Do you know what the best way to irritate an Icelander is? If you want to have a nice chitchat with someone or want to keep a long-term Icelandic friendship, remember: never ever call an Icelandic horse a pony, even… if it looks like it. The word pony doesn’t even exist in Icelandic, so imagine how big discredit for horses it is in the Icelanders’ eyes.
Horses are very important, respectful animals for all Icelanders. The whole nation expresses great esteem for them. They were very brave and faithful companions in the hard times. Icelandic sagas are full of stories about horses, about their courage, acts of bravery and an extraordinary relation between them and humans. In the old days horses were always buried next to the grave of their owners and when they died before them, there was a mourning in the household. Today, you can find horses on almost all Icelandic farms, but they are kept mostly for pleasure – Icelanders simply love horseback riding. In the autumn horses also sometimes help with sheep gathering.
Icelandic horses maybe don’t have such an elegant look like their cousins from the other parts of the world, but they are extremely charming, friendly and just jolly.

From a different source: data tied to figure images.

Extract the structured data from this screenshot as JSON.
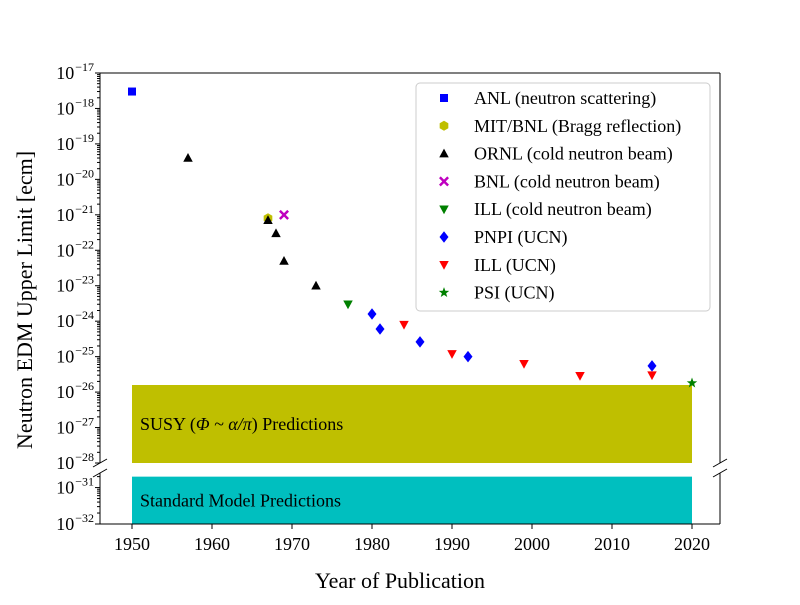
{
  "chart_data": {
    "type": "scatter",
    "xlabel": "Year of Publication",
    "ylabel": "Neutron EDM Upper Limit [ecm]",
    "xlim": [
      1946,
      2023.5
    ],
    "x_ticks": [
      1950,
      1960,
      1970,
      1980,
      1990,
      2000,
      2010,
      2020
    ],
    "y_scale": "log",
    "y_axis_broken": true,
    "upper_ylim_exp": [
      -28,
      -17
    ],
    "lower_ylim_exp": [
      -32,
      -30.6
    ],
    "upper_tick_exps": [
      -17,
      -18,
      -19,
      -20,
      -21,
      -22,
      -23,
      -24,
      -25,
      -26,
      -27,
      -28
    ],
    "lower_tick_exps": [
      -31,
      -32
    ],
    "tick_base": "10",
    "legend_position": "top-right",
    "grid": false,
    "bands": [
      {
        "label_prefix": "SUSY (",
        "label_math": "Φ ~ α/π",
        "label_suffix": ") Predictions",
        "color": "#bfbf00",
        "x_range": [
          1950,
          2020
        ],
        "y_exp_range": [
          -28,
          -25.8
        ]
      },
      {
        "label_prefix": "Standard Model Predictions",
        "label_math": "",
        "label_suffix": "",
        "color": "#00bfbf",
        "x_range": [
          1950,
          2020
        ],
        "y_exp_range": [
          -32,
          -30.7
        ]
      }
    ],
    "series": [
      {
        "name": "ANL (neutron scattering)",
        "marker": "square",
        "color": "#0000ff",
        "points": [
          [
            1950,
            3e-18
          ]
        ]
      },
      {
        "name": "MIT/BNL (Bragg reflection)",
        "marker": "hexagon",
        "color": "#bfbf00",
        "points": [
          [
            1967,
            8e-22
          ]
        ]
      },
      {
        "name": "ORNL (cold neutron beam)",
        "marker": "triangle-up",
        "color": "#000000",
        "points": [
          [
            1957,
            4e-20
          ],
          [
            1967,
            7e-22
          ],
          [
            1968,
            3e-22
          ],
          [
            1969,
            5e-23
          ],
          [
            1973,
            1e-23
          ]
        ]
      },
      {
        "name": "BNL (cold neutron beam)",
        "marker": "x",
        "color": "#bf00bf",
        "points": [
          [
            1969,
            1e-21
          ]
        ]
      },
      {
        "name": "ILL (cold neutron beam)",
        "marker": "triangle-down",
        "color": "#008000",
        "points": [
          [
            1977,
            3e-24
          ]
        ]
      },
      {
        "name": "PNPI (UCN)",
        "marker": "diamond",
        "color": "#0000ff",
        "points": [
          [
            1980,
            1.6e-24
          ],
          [
            1981,
            6e-25
          ],
          [
            1986,
            2.6e-25
          ],
          [
            1992,
            1e-25
          ],
          [
            2015,
            5.5e-26
          ]
        ]
      },
      {
        "name": "ILL (UCN)",
        "marker": "triangle-down",
        "color": "#ff0000",
        "points": [
          [
            1984,
            8e-25
          ],
          [
            1990,
            1.2e-25
          ],
          [
            1999,
            6.3e-26
          ],
          [
            2006,
            2.9e-26
          ],
          [
            2015,
            3e-26
          ]
        ]
      },
      {
        "name": "PSI (UCN)",
        "marker": "star",
        "color": "#008000",
        "points": [
          [
            2020,
            1.8e-26
          ]
        ]
      }
    ]
  }
}
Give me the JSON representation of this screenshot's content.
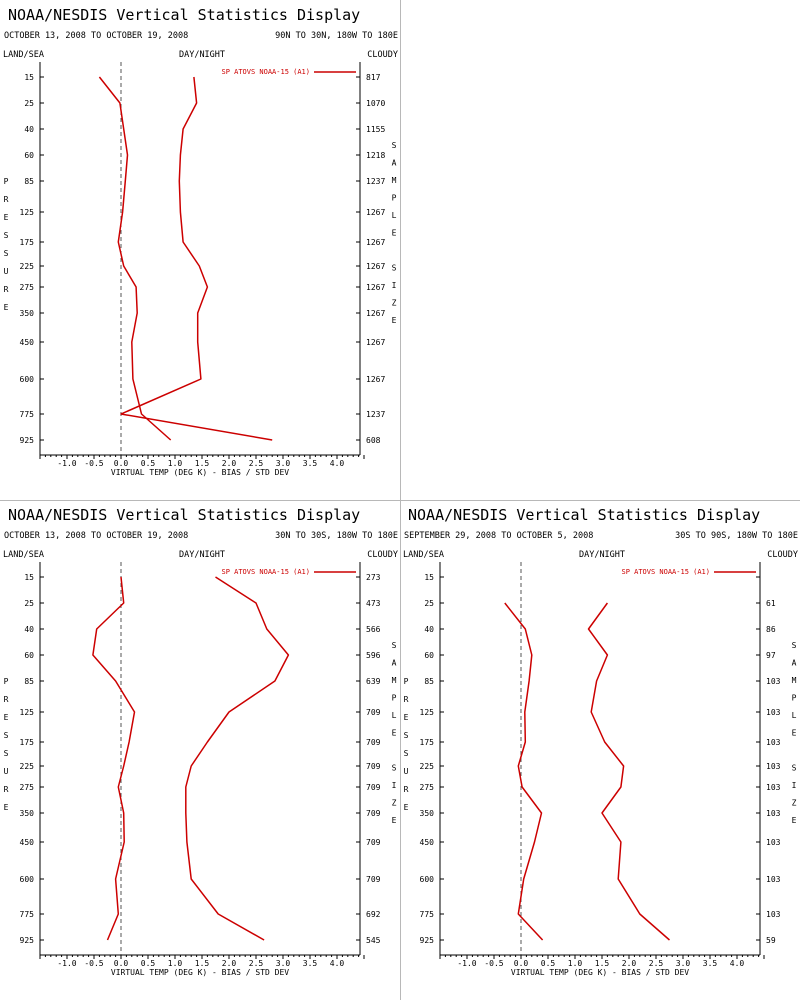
{
  "chart_data": [
    {
      "type": "line",
      "title": "NOAA/NESDIS Vertical Statistics Display",
      "subtitle_left": "OCTOBER 13, 2008 TO OCTOBER 19, 2008",
      "subtitle_right": "90N TO 30N, 180W TO 180E",
      "corner_left": "LAND/SEA",
      "corner_center": "DAY/NIGHT",
      "corner_right": "CLOUDY",
      "xlabel": "VIRTUAL TEMP (DEG K) - BIAS / STD DEV",
      "ylabel": "PRESSURE",
      "right_label": "SAMPLE SIZE",
      "legend": "SP ATOVS NOAA-15 (A1)",
      "xlim": [
        -1.5,
        4.5
      ],
      "xticks": [
        "-1.0",
        "-0.5",
        "0.0",
        "0.5",
        "1.0",
        "1.5",
        "2.0",
        "2.5",
        "3.0",
        "3.5",
        "4.0"
      ],
      "levels": [
        "15",
        "25",
        "40",
        "60",
        "85",
        "125",
        "175",
        "225",
        "275",
        "350",
        "450",
        "600",
        "775",
        "925"
      ],
      "sample_size": [
        "817",
        "1070",
        "1155",
        "1218",
        "1237",
        "1267",
        "1267",
        "1267",
        "1267",
        "1267",
        "1267",
        "1267",
        "1237",
        "608"
      ],
      "color": "#cc0000",
      "series": [
        {
          "values": [
            -0.4,
            -0.02,
            0.05,
            0.12,
            0.08,
            0.03,
            -0.05,
            0.05,
            0.28,
            0.3,
            0.2,
            0.22,
            0.38,
            0.92
          ]
        },
        {
          "values": [
            1.35,
            1.4,
            1.15,
            1.1,
            1.08,
            1.1,
            1.15,
            1.45,
            1.6,
            1.42,
            1.42,
            1.48,
            0.0,
            2.8
          ]
        }
      ]
    },
    {
      "type": "line",
      "title": "NOAA/NESDIS Vertical Statistics Display",
      "subtitle_left": "OCTOBER 13, 2008 TO OCTOBER 19, 2008",
      "subtitle_right": "30N TO 30S, 180W TO 180E",
      "corner_left": "LAND/SEA",
      "corner_center": "DAY/NIGHT",
      "corner_right": "CLOUDY",
      "xlabel": "VIRTUAL TEMP (DEG K) - BIAS / STD DEV",
      "ylabel": "PRESSURE",
      "right_label": "SAMPLE SIZE",
      "legend": "SP ATOVS NOAA-15 (A1)",
      "xlim": [
        -1.5,
        4.5
      ],
      "xticks": [
        "-1.0",
        "-0.5",
        "0.0",
        "0.5",
        "1.0",
        "1.5",
        "2.0",
        "2.5",
        "3.0",
        "3.5",
        "4.0"
      ],
      "levels": [
        "15",
        "25",
        "40",
        "60",
        "85",
        "125",
        "175",
        "225",
        "275",
        "350",
        "450",
        "600",
        "775",
        "925"
      ],
      "sample_size": [
        "273",
        "473",
        "566",
        "596",
        "639",
        "709",
        "709",
        "709",
        "709",
        "709",
        "709",
        "709",
        "692",
        "545"
      ],
      "color": "#cc0000",
      "series": [
        {
          "values": [
            0.0,
            0.05,
            -0.45,
            -0.52,
            -0.1,
            0.25,
            0.15,
            0.05,
            -0.05,
            0.05,
            0.06,
            -0.1,
            -0.05,
            -0.25
          ]
        },
        {
          "values": [
            1.75,
            2.5,
            2.7,
            3.1,
            2.85,
            2.0,
            1.6,
            1.3,
            1.2,
            1.2,
            1.22,
            1.3,
            1.8,
            2.65
          ]
        }
      ]
    },
    {
      "type": "line",
      "title": "NOAA/NESDIS Vertical Statistics Display",
      "subtitle_left": "SEPTEMBER 29, 2008 TO OCTOBER 5, 2008",
      "subtitle_right": "30S TO 90S, 180W TO 180E",
      "corner_left": "LAND/SEA",
      "corner_center": "DAY/NIGHT",
      "corner_right": "CLOUDY",
      "xlabel": "VIRTUAL TEMP (DEG K) - BIAS / STD DEV",
      "ylabel": "PRESSURE",
      "right_label": "SAMPLE SIZE",
      "legend": "SP ATOVS NOAA-15 (A1)",
      "xlim": [
        -1.5,
        4.5
      ],
      "xticks": [
        "-1.0",
        "-0.5",
        "0.0",
        "0.5",
        "1.0",
        "1.5",
        "2.0",
        "2.5",
        "3.0",
        "3.5",
        "4.0"
      ],
      "levels": [
        "15",
        "25",
        "40",
        "60",
        "85",
        "125",
        "175",
        "225",
        "275",
        "350",
        "450",
        "600",
        "775",
        "925"
      ],
      "sample_size": [
        "",
        "61",
        "86",
        "97",
        "103",
        "103",
        "103",
        "103",
        "103",
        "103",
        "103",
        "103",
        "103",
        "59"
      ],
      "color": "#cc0000",
      "series": [
        {
          "values": [
            null,
            -0.3,
            0.08,
            0.2,
            0.15,
            0.07,
            0.08,
            -0.05,
            0.02,
            0.38,
            0.25,
            0.05,
            -0.05,
            0.4
          ]
        },
        {
          "values": [
            null,
            1.6,
            1.25,
            1.6,
            1.4,
            1.3,
            1.55,
            1.9,
            1.85,
            1.5,
            1.85,
            1.8,
            2.2,
            2.75
          ]
        }
      ]
    }
  ]
}
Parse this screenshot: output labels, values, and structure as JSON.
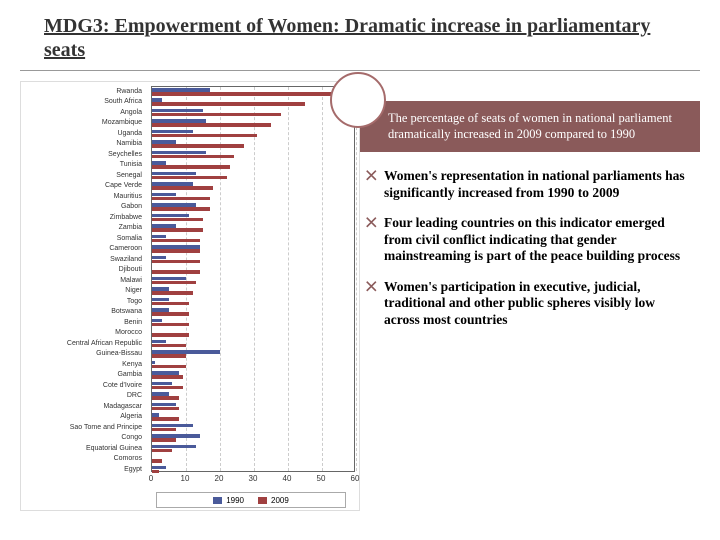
{
  "title": "MDG3: Empowerment of Women: Dramatic increase in parliamentary seats",
  "callout": "The percentage of seats of women in national parliament dramatically increased in 2009 compared to 1990",
  "bullets": [
    "Women's representation in national parliaments has significantly increased from 1990 to 2009",
    "Four leading countries on this indicator emerged from civil conflict indicating that gender mainstreaming is part of the peace building process",
    "Women's participation in executive, judicial, traditional and other public spheres visibly low across most countries"
  ],
  "chart": {
    "type": "horizontal-bar-grouped",
    "xlim": [
      0,
      60
    ],
    "xtick_step": 10,
    "xticks": [
      0,
      10,
      20,
      30,
      40,
      50,
      60
    ],
    "grid_color": "#cccccc",
    "border_color": "#666666",
    "background_color": "#ffffff",
    "label_fontsize": 7,
    "tick_fontsize": 8,
    "series": [
      {
        "name": "1990",
        "color": "#4a5a9a"
      },
      {
        "name": "2009",
        "color": "#a04040"
      }
    ],
    "countries": [
      {
        "name": "Rwanda",
        "v1990": 17,
        "v2009": 56
      },
      {
        "name": "South Africa",
        "v1990": 3,
        "v2009": 45
      },
      {
        "name": "Angola",
        "v1990": 15,
        "v2009": 38
      },
      {
        "name": "Mozambique",
        "v1990": 16,
        "v2009": 35
      },
      {
        "name": "Uganda",
        "v1990": 12,
        "v2009": 31
      },
      {
        "name": "Namibia",
        "v1990": 7,
        "v2009": 27
      },
      {
        "name": "Seychelles",
        "v1990": 16,
        "v2009": 24
      },
      {
        "name": "Tunisia",
        "v1990": 4,
        "v2009": 23
      },
      {
        "name": "Senegal",
        "v1990": 13,
        "v2009": 22
      },
      {
        "name": "Cape Verde",
        "v1990": 12,
        "v2009": 18
      },
      {
        "name": "Mauritius",
        "v1990": 7,
        "v2009": 17
      },
      {
        "name": "Gabon",
        "v1990": 13,
        "v2009": 17
      },
      {
        "name": "Zimbabwe",
        "v1990": 11,
        "v2009": 15
      },
      {
        "name": "Zambia",
        "v1990": 7,
        "v2009": 15
      },
      {
        "name": "Somalia",
        "v1990": 4,
        "v2009": 14
      },
      {
        "name": "Cameroon",
        "v1990": 14,
        "v2009": 14
      },
      {
        "name": "Swaziland",
        "v1990": 4,
        "v2009": 14
      },
      {
        "name": "Djibouti",
        "v1990": 0,
        "v2009": 14
      },
      {
        "name": "Malawi",
        "v1990": 10,
        "v2009": 13
      },
      {
        "name": "Niger",
        "v1990": 5,
        "v2009": 12
      },
      {
        "name": "Togo",
        "v1990": 5,
        "v2009": 11
      },
      {
        "name": "Botswana",
        "v1990": 5,
        "v2009": 11
      },
      {
        "name": "Benin",
        "v1990": 3,
        "v2009": 11
      },
      {
        "name": "Morocco",
        "v1990": 0,
        "v2009": 11
      },
      {
        "name": "Central African Republic",
        "v1990": 4,
        "v2009": 10
      },
      {
        "name": "Guinea-Bissau",
        "v1990": 20,
        "v2009": 10
      },
      {
        "name": "Kenya",
        "v1990": 1,
        "v2009": 10
      },
      {
        "name": "Gambia",
        "v1990": 8,
        "v2009": 9
      },
      {
        "name": "Cote d'Ivoire",
        "v1990": 6,
        "v2009": 9
      },
      {
        "name": "DRC",
        "v1990": 5,
        "v2009": 8
      },
      {
        "name": "Madagascar",
        "v1990": 7,
        "v2009": 8
      },
      {
        "name": "Algeria",
        "v1990": 2,
        "v2009": 8
      },
      {
        "name": "Sao Tome and Principe",
        "v1990": 12,
        "v2009": 7
      },
      {
        "name": "Congo",
        "v1990": 14,
        "v2009": 7
      },
      {
        "name": "Equatorial Guinea",
        "v1990": 13,
        "v2009": 6
      },
      {
        "name": "Comoros",
        "v1990": 0,
        "v2009": 3
      },
      {
        "name": "Egypt",
        "v1990": 4,
        "v2009": 2
      }
    ]
  },
  "colors": {
    "accent": "#8a5a5a",
    "circle_border": "#a56b6b",
    "slide_bg": "#ffffff"
  }
}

Maybe they look lovely and compared to other horses more childish, but don’t be misled – in fact, they are extremely strong; real athletes in the animal world. They can survive the most severe winters, the craziest snow storms and the most vicious winds. Unlike other breeds, Icelandic horses have additional gait called tölt. It’s a four-beat lateral gait with only one foot carrying the weight at a time. Tölt provides a smooth and very comfortable ride, so you can feel as if you were almost flying in the air.
When you travel around Iceland, you will see literally thousands of horses. Many farms offer excellent horseback riding tours, so it’s a great opportunity to get to know these fantastic creatures. Iceland from the saddle looks really stunning and for sure it will awake in almost everyone a true Viking soul. Jump on the saddle!